WOODY Allen memorably said, “I don't want to achieve immortality through my work. I want to achieve immortality through not dying.”

It is a sentiment the rich and powerful have always had and an ambition that seems to be coming closer to reality.

Only this week, Dr Edward Goetzl from the University of California, announced the development of “a fountain of youth pill”.

“We are definitely aiming for longer healthy lifespan and a shorter period of frailty,” he said.

His pill helps people live longer by boosting their immune system and improving the body's ability to fight off illness. It could, he said, soon be given to over-65s, along with the flu jab.

This is only the latest in a long history of scientific research into immortality.

People in the West are living longer, anyway, because of medical progress and better living conditions and experts have said there is no scientific reason that, some time in the future, ageing itself cannot be prevented.

Cambridge University geneticist Aubrey de Grey has said people will soon be able to live to 1,000.

His idea is that science will eventually be able to repair molecular and cellular damage in the human body. In the future, people would no longer become frail or need care as they got older.

“I think the first person to live to 1,000 might be 60 already,” he said.

Scientist Ray Kurzwell goes even further. “I and many other scientists now believe that in around 20 years we will have the means to reprogramme our bodies’ stone-age software so we can halt, then reverse, ageing. Then nanotechnology will let us live for ever.”

Reverse ageing? Can I be 32, please?

Not only that, but our bodies will get major overhauls.

“Within 25 years we will be able to do an Olympic sprint for 15 minutes without taking a breath, or go scuba-diving for four hours without oxygen.

“Nanotechnology will extend our mental capacities to such an extent we will be able to write books within minutes.

“We can look forward to a world where humans become cyborgs, with artificial limbs and organs.”

By heck, but the possibilities take your breath away. Apart from being ageless, nanotechnology will potentially make everyone physically equal.

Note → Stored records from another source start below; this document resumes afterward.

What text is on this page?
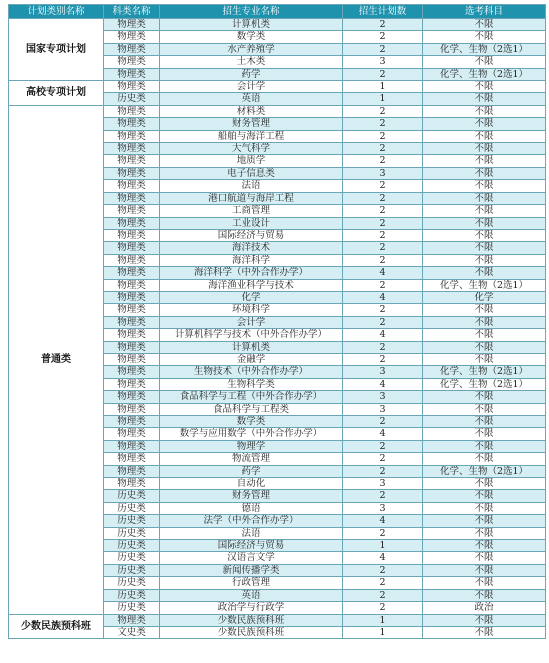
计划类别名称	科类名称	招生专业名称	招生计划数	选考科目
国家专项计划	物理类	计算机类	2	不限
	物理类	数学类	2	不限
	物理类	水产养殖学	2	化学、生物（2选1）
	物理类	土木类	3	不限
	物理类	药学	2	化学、生物（2选1）
高校专项计划	物理类	会计学	1	不限
	历史类	英语	1	不限
普通类	物理类	材料类	2	不限
	物理类	财务管理	2	不限
	物理类	船舶与海洋工程	2	不限
	物理类	大气科学	2	不限
	物理类	地质学	2	不限
	物理类	电子信息类	3	不限
	物理类	法语	2	不限
	物理类	港口航道与海岸工程	2	不限
	物理类	工商管理	2	不限
	物理类	工业设计	2	不限
	物理类	国际经济与贸易	2	不限
	物理类	海洋技术	2	不限
	物理类	海洋科学	2	不限
	物理类	海洋科学（中外合作办学）	4	不限
	物理类	海洋渔业科学与技术	2	化学、生物（2选1）
	物理类	化学	4	化学
	物理类	环境科学	2	不限
	物理类	会计学	2	不限
	物理类	计算机科学与技术（中外合作办学）	4	不限
	物理类	计算机类	2	不限
	物理类	金融学	2	不限
	物理类	生物技术（中外合作办学）	3	化学、生物（2选1）
	物理类	生物科学类	4	化学、生物（2选1）
	物理类	食品科学与工程（中外合作办学）	3	不限
	物理类	食品科学与工程类	3	不限
	物理类	数学类	2	不限
	物理类	数学与应用数学（中外合作办学）	4	不限
	物理类	物理学	2	不限
	物理类	物流管理	2	不限
	物理类	药学	2	化学、生物（2选1）
	物理类	自动化	3	不限
	历史类	财务管理	2	不限
	历史类	德语	3	不限
	历史类	法学（中外合作办学）	4	不限
	历史类	法语	2	不限
	历史类	国际经济与贸易	1	不限
	历史类	汉语言文学	4	不限
	历史类	新闻传播学类	2	不限
	历史类	行政管理	2	不限
	历史类	英语	2	不限
	历史类	政治学与行政学	2	政治
少数民族预科班	物理类	少数民族预科班	1	不限
	文史类	少数民族预科班	1	不限
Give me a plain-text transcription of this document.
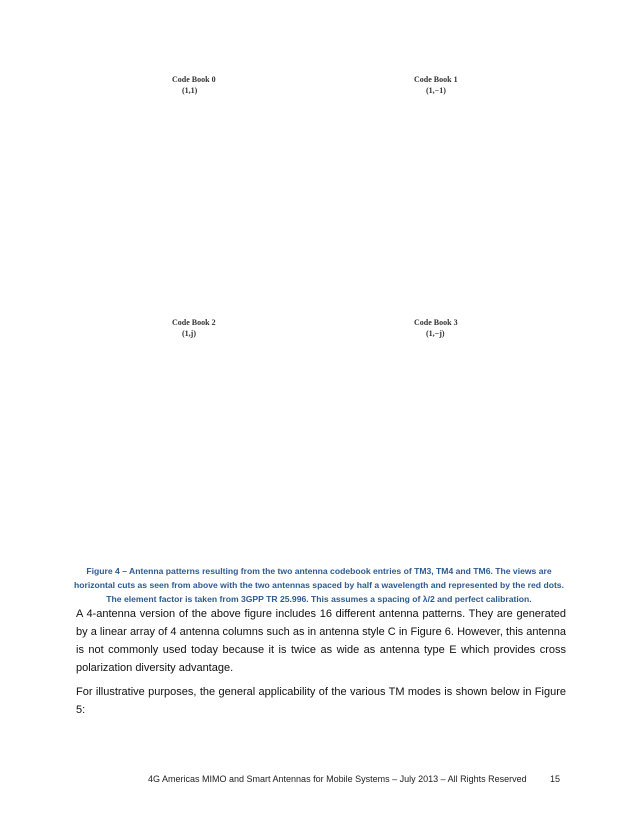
Code Book 0
(1,1)
Code Book 1
(1,−1)
Code Book 2
(1,j)
Code Book 3
(1,−j)
Figure 4 – Antenna patterns resulting from the two antenna codebook entries of TM3, TM4 and TM6. The views are
horizontal cuts as seen from above with the two antennas spaced by half a wavelength and represented by the red dots.
The element factor is taken from 3GPP TR 25.996. This assumes a spacing of λ/2 and perfect calibration.

A 4-antenna version of the above figure includes 16 different antenna patterns. They are generated by a linear array of 4 antenna columns such as in antenna style C in Figure 6. However, this antenna is not commonly used today because it is twice as wide as antenna type E which provides cross polarization diversity advantage.

For illustrative purposes, the general applicability of the various TM modes is shown below in Figure 5:

4G Americas MIMO and Smart Antennas for Mobile Systems – July 2013 – All Rights Reserved	15
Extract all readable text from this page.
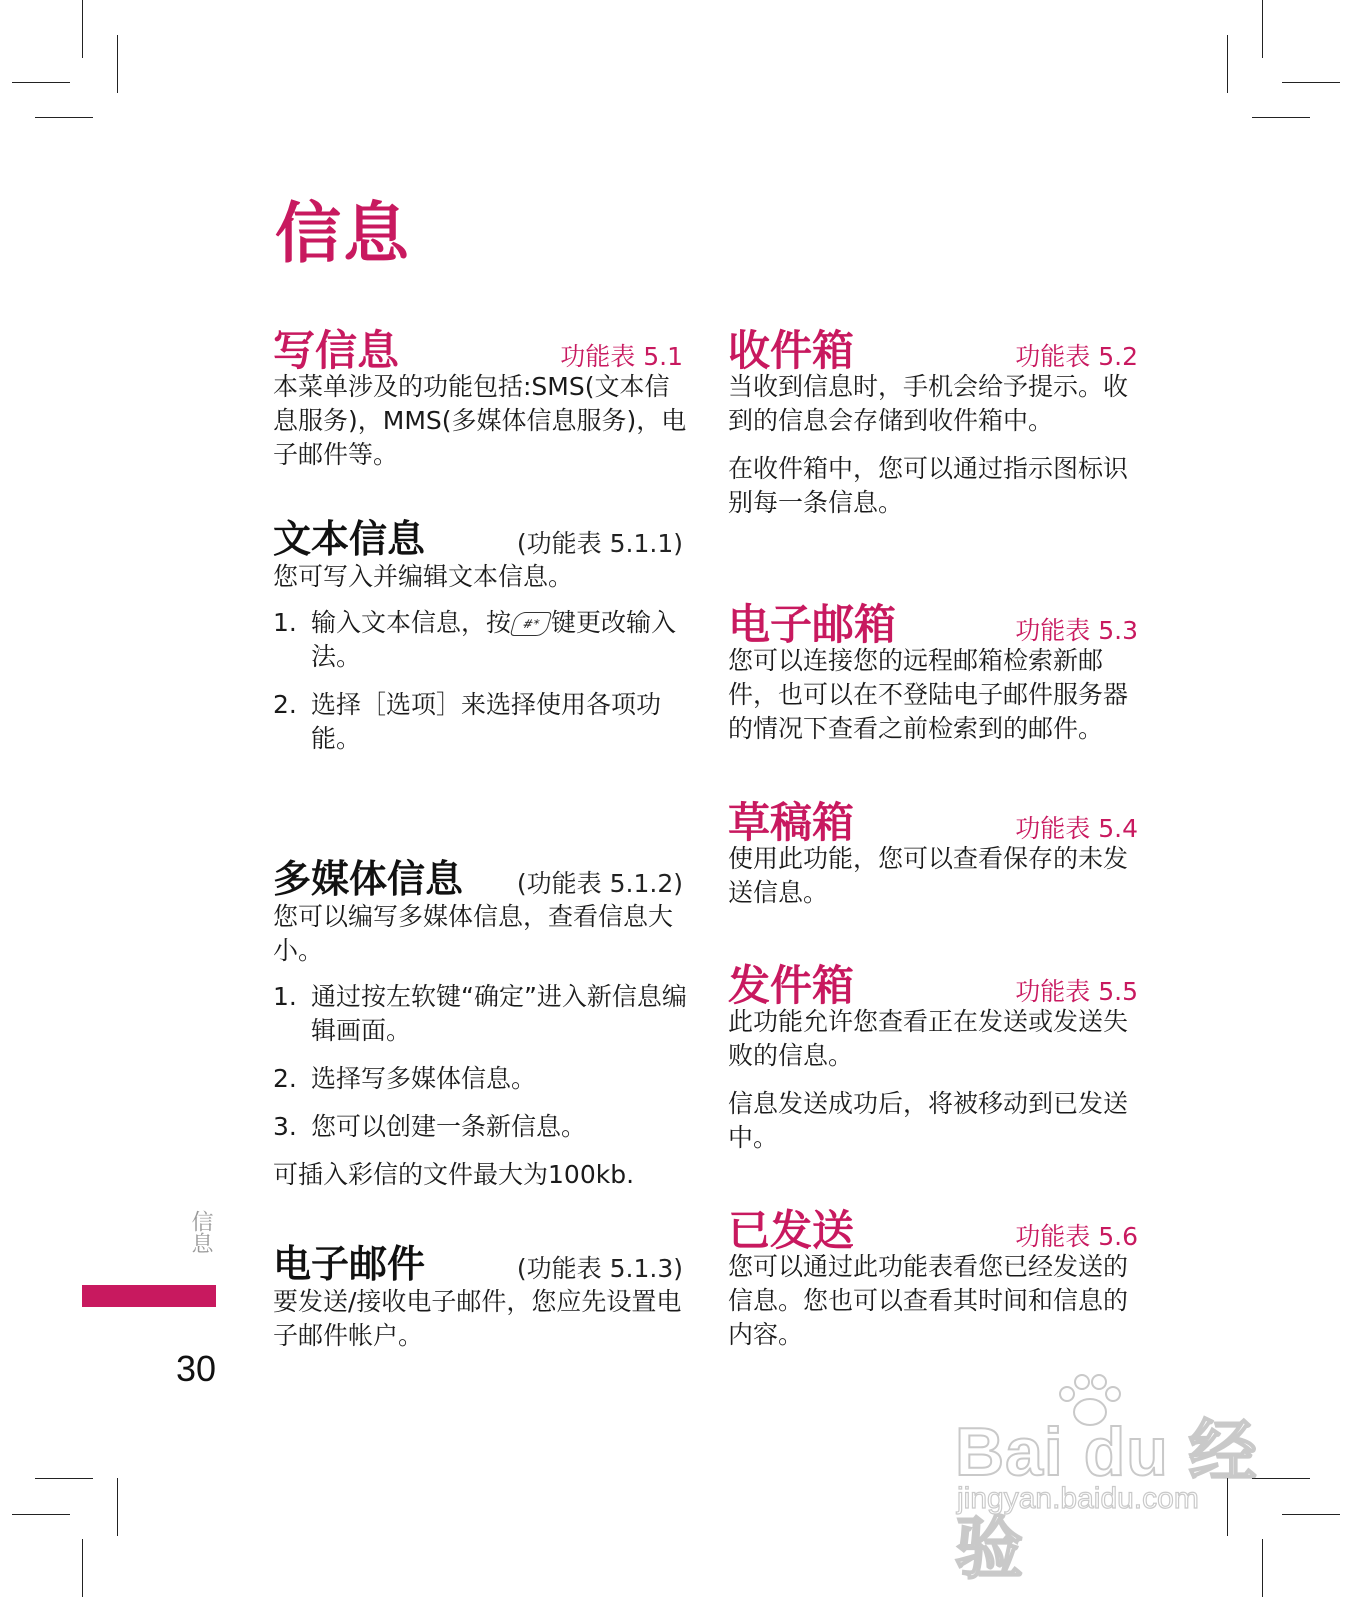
信息
写信息	功能表 5.1

本菜单涉及的功能包括:SMS(文本信息服务)，MMS(多媒体信息服务)，电子邮件等。

文本信息	(功能表 5.1.1)

您可写入并编辑文本信息。

1. 输入文本信息，按 #* 键更改输入法。
2. 选择［选项］来选择使用各项功能。
多媒体信息 (功能表 5.1.2)

您可以编写多媒体信息，查看信息大小。

1. 通过按左软键“确定”进入新信息编辑画面。
2. 选择写多媒体信息。
3. 您可以创建一条新信息。

可插入彩信的文件最大为100kb.

电子邮件	(功能表 5.1.3)

要发送/接收电子邮件，您应先设置电子邮件帐户。

收件箱	功能表 5.2

当收到信息时，手机会给予提示。收到的信息会存储到收件箱中。

在收件箱中，您可以通过指示图标识别每一条信息。

电子邮箱	功能表 5.3

您可以连接您的远程邮箱检索新邮件，也可以在不登陆电子邮件服务器的情况下查看之前检索到的邮件。

草稿箱	功能表 5.4

使用此功能，您可以查看保存的未发送信息。

发件箱	功能表 5.5

此功能允许您查看正在发送或发送失败的信息。

信息发送成功后，将被移动到已发送中。

已发送	功能表 5.6

您可以通过此功能表看您已经发送的信息。您也可以查看其时间和信息的内容。

信息
30
Bai du 经验
jingyan.baidu.com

If all this does come to pass, people will obviously have to work longer than now. Retirement age could be equitably set at 900, allowing the elderly to enjoy their final estimated century in a retirement home on Venus. After all, the Earth will be full.

But won't it get confusing as generation after generation continue to live. You'll have to book Wembley Stadium for a family party. And instead of stuttering through great-great-great and so on, grandparents will be referred to in shorthand.

“We’re going to visit your great-grandma times seven, today.”

“Is she the lap-dancer at Stringfellows?”

“No, she’s the outside left for Town.”

Ah yes, the future could be a funny place.